I also have this issue:
All scaling should be performed using the Simon filter in ACEScct colourspace
- Simon filter. This is something found in Nuke, what tis the corresponding filter in Flame.
- ACEScct colourspace, again, how do I do this in Flame.
I also have this issue:
All scaling should be performed using the Simon filter in ACEScct colourspace
Hiya Paul,
All that spec is doing is reminding you to do the proper compositing tasks in the proper compositing space. ACEScct is a log flavor of ACES and is the perfect colorspace to do transforms, as in, desqueezing your anamorphic content, which, I’m guessing you’ll need to do based on your Topic Title.
Regarding Simon, based on what I’m reading about Nuke’s resize filtering, Simon appears to have a little bit of built in sharpening by adding some contrast around neighboring pixels which, when done on linearized images can and will add negative numbers around highlights, which, looks like little jaggy zebra hashtaggy jaggy visible artifacts.
This is perhaps the #1 reason you really need to know what you are doing in these situations in Flame because our beloved Lanczos sounds a lot like Simon and most everyone keeps the Lanczos default Resize in a timeline and causes all sorts of problems and artifacts without realizing it.
The only way to avoid all of this potential pixel drama is to do that work in log space AKA ACEScct which is what your spec is telling you.
Although I’m not an expert, Simon sounds a lot like Lanczos to me, but, based on Lanczos’ rather aggressive sharpening, it may cause problems with moire and small details. For me, I’d try Shannon but experiment.
If you are new to the world of ACES, check out my 8 MInute ACES Logik Academy video: Logik Academy - 8 Minute ACES - YouTube
Also, can you please provide a more specific Topic titles to your posts? Thanks.
@paul_round I don’t know what your workflow is, but we’re doing the bulk of our comp work in acesCG at plate resolution but adding a color management timeline fx to each segment in the timeline with a conversion from acesCG into acesCC for 2d transforms into the delivery res. On top of the full edit there’s a layer of color management to take it back into rec and then graphics on top of that.
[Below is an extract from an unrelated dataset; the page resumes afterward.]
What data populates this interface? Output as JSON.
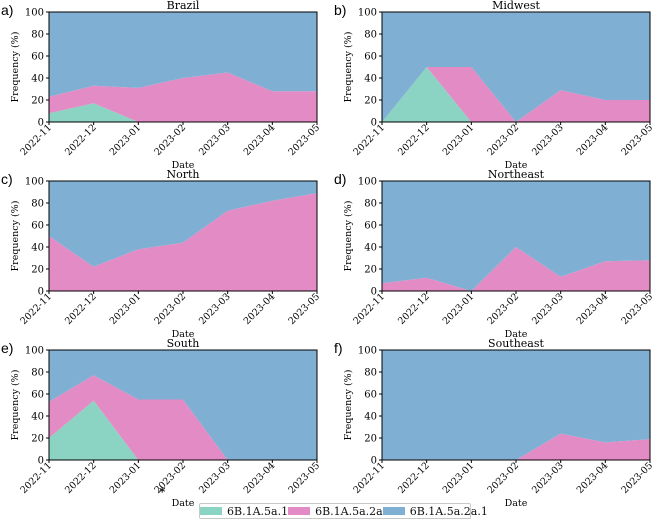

There are some folks that like to do the graphics in log as well—to each their own.
For shot work—in particular the de-squeeze you would simply color manage from input space, like acesCG into acesCCT, make the 2d transform and then invert the color transform form acesCCT to Working space (or wherever you want to be).
Of course if you’re not working in aces, and just pushing things through in AlexaWideGamut or whatever, you could cheat if you’d like and make the 2d transform in that log space and forget about it. To @randy’s point it’s more about not artifacting in screne-referred linear with a coring filter during resize… given the Nuke heavy wording, it sounds like someone’s been bitten with edge artifacts in linear.
Hope that helps a little.
We’re getting there, and yes, after talking to the clients will be working in ACEScg.
We’ve done ACES before, but the tech spec for this show is something else!
Now trying to sort this one out:
Where visible OOG issues are experienced, we expect vendors to address this in their pipeline using the ACES 1.3 Reference Gamut Compression method ( code and plugins available here ). aces-vwg-gamut-mapping-2020/reference at master · ampas/aces-vwg-gamut-mapping-2020 · GitHub
While I do appreciate specificity in a spec sheet, it does drive me up the wall when they specify a kernel that flame doesn’t have.
On the bright side, no one alive is going to be able to tell the visual difference between a Lanczos and Simon resize. They’re basically the same.
I recently went through the Simon filter request as well. I went through all of the filtering punched in a lot of percents and found Shannon to be the closest with 1.5 precision and .95 crisp/soft and that made it through the QC. It looks marginally different in the quicktimes in the extreme highlights but I was told the EXRs were matching.
Regaring this - there is a matchbox shader that does the gamut compression but dont expect it to match a proper aces 1.3 implementation (like the one in resolve that has a default and a parametric mode). Flame will need to update the included aces version , 1.2 wasnt a big update for sdr but 1.3 is due to the gamut compression stuff.
I am not sure why this would be needed for delivery though as its just a display issue, usually youll only use gamut compression on your display transform and not bake that in - ive only needed to bake it when I needed to comp in CG neon lights and creating those out of gamut colors was a bit weird visually so we baked the gamut compression into the backplate for CG and then inverted it on loading the renders.
And its probably a complete non issue unless you have neon lights around, it just looks like clipping color channels visually.